Nicht immer kommen die Jünger besonders gut weg in den Evangelien: Entweder sie sind begriffsstutzig, eigennützig oder ängstlich – oder sie verraten und verleugnen den Herrn. Je weiter die Lebens- und Leidensgeschichte Jesu voranschreitet, desto zumutungsreicher wird auch das Verhalten der künftigen Apostel.
Im Evangelium des fünften Sonntags der Osterzeit sind es gleich zwei Jünger, die Jesu Geduld und Nachsichtigkeit auf die Probe stellen: Thomas und Philippus. Sie stellen jeweils eine Frage, die Jesus vor Augen führt, wie wenig sie ihn bislang verstanden haben. Jesus scheint darauf weniger mit Ungeduld und Ärger zu reagieren als durch eine leise Traurigkeit, in die sich sogar ein wenig Verzweiflung eingeschlichen hat.

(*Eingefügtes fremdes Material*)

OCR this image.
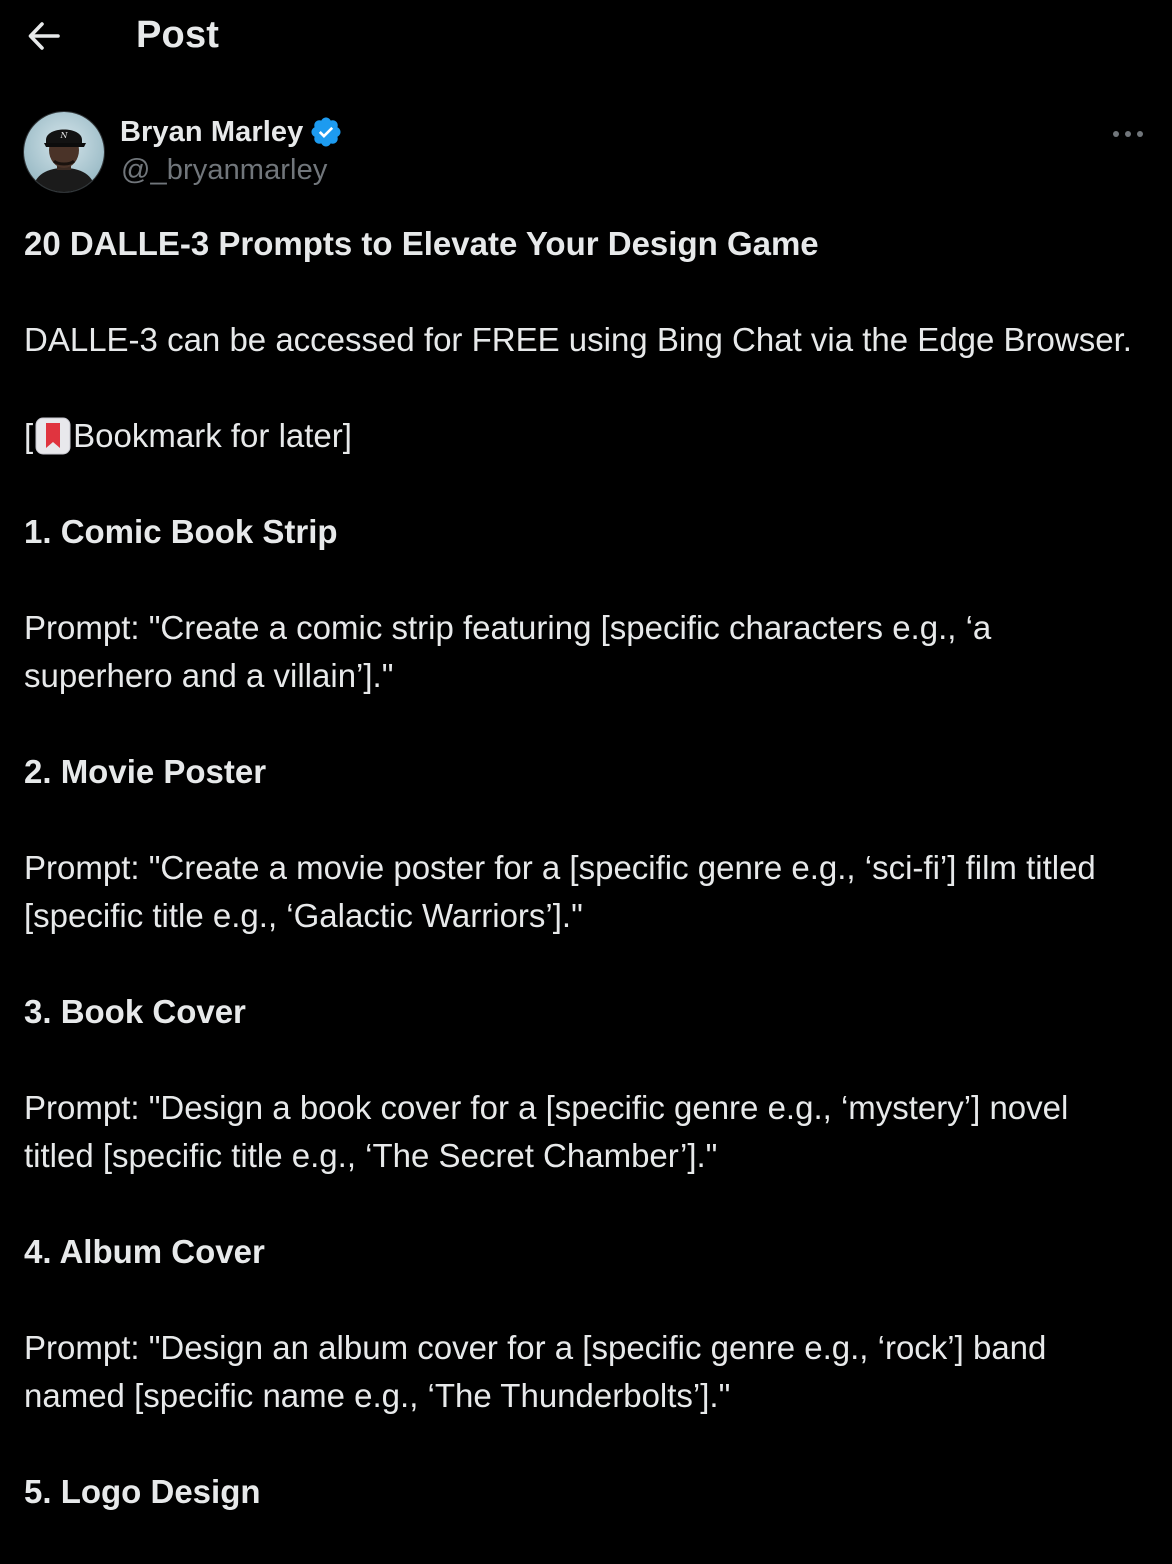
Post
N Bryan Marley
@_bryanmarley

20 DALLE-3 Prompts to Elevate Your Design Game

DALLE-3 can be accessed for FREE using Bing Chat via the Edge Browser.

[ Bookmark for later]

1. Comic Book Strip

Prompt: "Create a comic strip featuring [specific characters e.g., ‘a superhero and a villain’]."

2. Movie Poster

Prompt: "Create a movie poster for a [specific genre e.g., ‘sci-fi’] film titled [specific title e.g., ‘Galactic Warriors’]."

3. Book Cover

Prompt: "Design a book cover for a [specific genre e.g., ‘mystery’] novel titled [specific title e.g., ‘The Secret Chamber’]."

4. Album Cover

Prompt: "Design an album cover for a [specific genre e.g., ‘rock’] band named [specific name e.g., ‘The Thunderbolts’]."

5. Logo Design
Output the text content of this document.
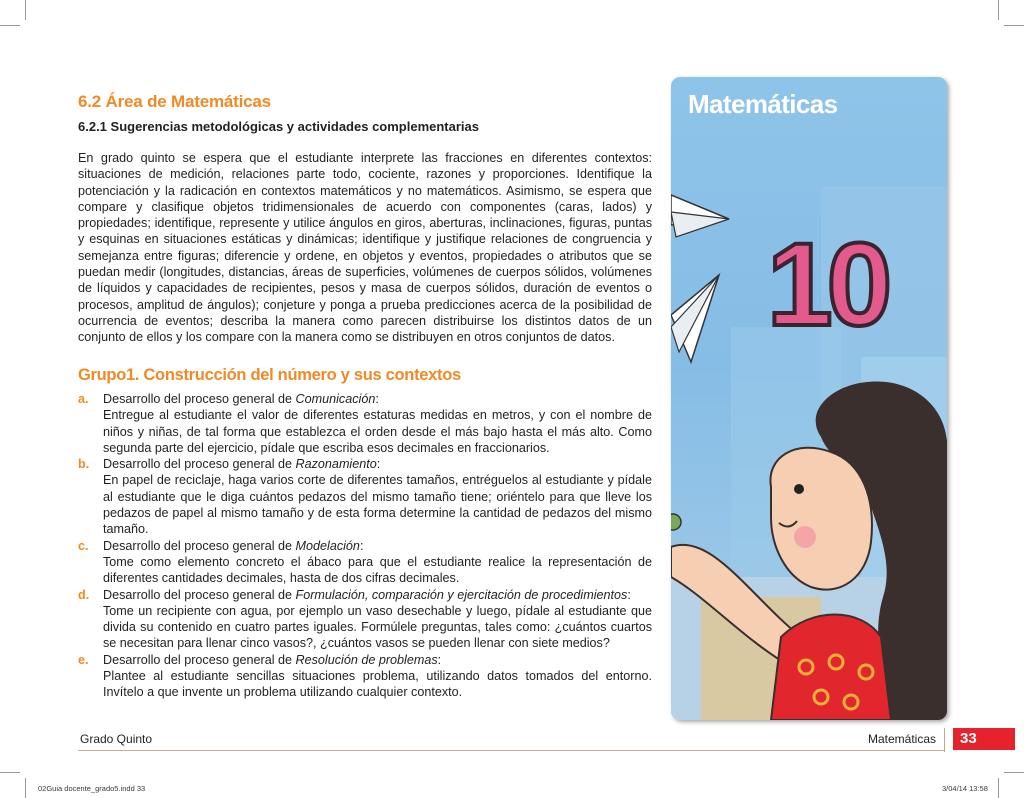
6.2 Área de Matemáticas
6.2.1 Sugerencias metodológicas y actividades complementarias

En grado quinto se espera que el estudiante interprete las fracciones en diferentes contextos: situaciones de medición, relaciones parte todo, cociente, razones y proporciones. Identifique la potenciación y la radicación en contextos matemáticos y no matemáticos. Asimismo, se espera que compare y clasifique objetos tridimensionales de acuerdo con componentes (caras, lados) y propiedades; identifique, represente y utilice ángulos en giros, aberturas, inclinaciones, figuras, puntas y esquinas en situaciones estáticas y dinámicas; identifique y justifique relaciones de congruencia y semejanza entre figuras; diferencie y ordene, en objetos y eventos, propiedades o atributos que se puedan medir (longitudes, distancias, áreas de superficies, volúmenes de cuerpos sólidos, volúmenes de líquidos y capacidades de recipientes, pesos y masa de cuerpos sólidos, duración de eventos o procesos, amplitud de ángulos); conjeture y ponga a prueba predicciones acerca de la posibilidad de ocurrencia de eventos; describa la manera como parecen distribuirse los distintos datos de un conjunto de ellos y los compare con la manera como se distribuyen en otros conjuntos de datos.

Grupo1. Construcción del número y sus contextos
a. Desarrollo del proceso general de Comunicación:
Entregue al estudiante el valor de diferentes estaturas medidas en metros, y con el nombre de niños y niñas, de tal forma que establezca el orden desde el más bajo hasta el más alto. Como segunda parte del ejercicio, pídale que escriba esos decimales en fraccionarios.
b. Desarrollo del proceso general de Razonamiento:
En papel de reciclaje, haga varios corte de diferentes tamaños, entréguelos al estudiante y pídale al estudiante que le diga cuántos pedazos del mismo tamaño tiene; oriéntelo para que lleve los pedazos de papel al mismo tamaño y de esta forma determine la cantidad de pedazos del mismo tamaño.
c. Desarrollo del proceso general de Modelación:
Tome como elemento concreto el ábaco para que el estudiante realice la representación de diferentes cantidades decimales, hasta de dos cifras decimales.
d. Desarrollo del proceso general de Formulación, comparación y ejercitación de procedimientos:
Tome un recipiente con agua, por ejemplo un vaso desechable y luego, pídale al estudiante que divida su contenido en cuatro partes iguales. Formúlele preguntas, tales como: ¿cuántos cuartos se necesitan para llenar cinco vasos?, ¿cuántos vasos se pueden llenar con siete medios?
e. Desarrollo del proceso general de Resolución de problemas:
Plantee al estudiante sencillas situaciones problema, utilizando datos tomados del entorno. Invítelo a que invente un problema utilizando cualquier contexto.
10
Matemáticas
Grado Quinto	Matemáticas	33
02Guia docente_grado5.indd 33	3/04/14 13:58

Zunächst ist es der ungläubige Thomas, der von ihm wissen will: „Herr, wir wissen nicht, wohin du gehst. Wie sollen wir dann den Weg kennen?“ Darin steckt zunächst einmal das große Verlangen, den Weg Jesu weiter mitzugehen. Es ist keine Absonderung oder Fahnenflucht, ganz im Gegenteil. Doch der Wunsch allein vermag noch nicht die Augen zu öffnen. Es braucht die klare Aus- und Zusage des Herrn, um Orientierung zu bekommen: „Ich bin der Weg, die Wahrheit und das Leben.“
Die Erkundigung des Philippus wenig später kommt nicht als Frage daher, sondern als Aufforderung. Damit ist sie noch zudringlicher und offenbart zugleich noch mehr Unverständnis: „Zeig uns den Vater; das genügt uns.“ Eine bescheidene Bitte, so hat es den Eindruck und außerdem sehr berechtigt und nachvollziehbar. Jesu Reaktion macht aber deutlich, dass der Schüler Philippus allzu wenig aufgepasst hat. Man muss fast um sein Klassenziel fürchten: „Schon so lange bin ich bei euch, und du hast mich nicht erkannt?“
Jesus ist eben nicht der einsame Wolf in der Steppe. Er steht nicht für sich selbst. Auch verfolgt er nicht die Absicht, die Jünger exklusiv an sich zu binden; er ist das Gegenteil eines Sekten-Gurus. Das, was er sagt, das, was er tut, soll die Menschen seiner Umgebung zu Gott, dem Vater, führen. Sie sollen nicht bei ihm stehenbleiben, weder unter dem Kreuz noch angesichts seiner Auferstehung.
Der „Vater“ ist keine religiöse Chiffre und auch kein spiritueller Überbau. Der „Vater“ ist das höchste Lebensprinzip, das Ziel aller gläubigen Lebenswege. Jesus gibt diesem Gott auf dieser Welt schon ein Gesicht, er verweist auf ihn und macht sich auf ihn hin durchsichtig. Wer Jesus sieht, hat wirklich den Vater gesehen!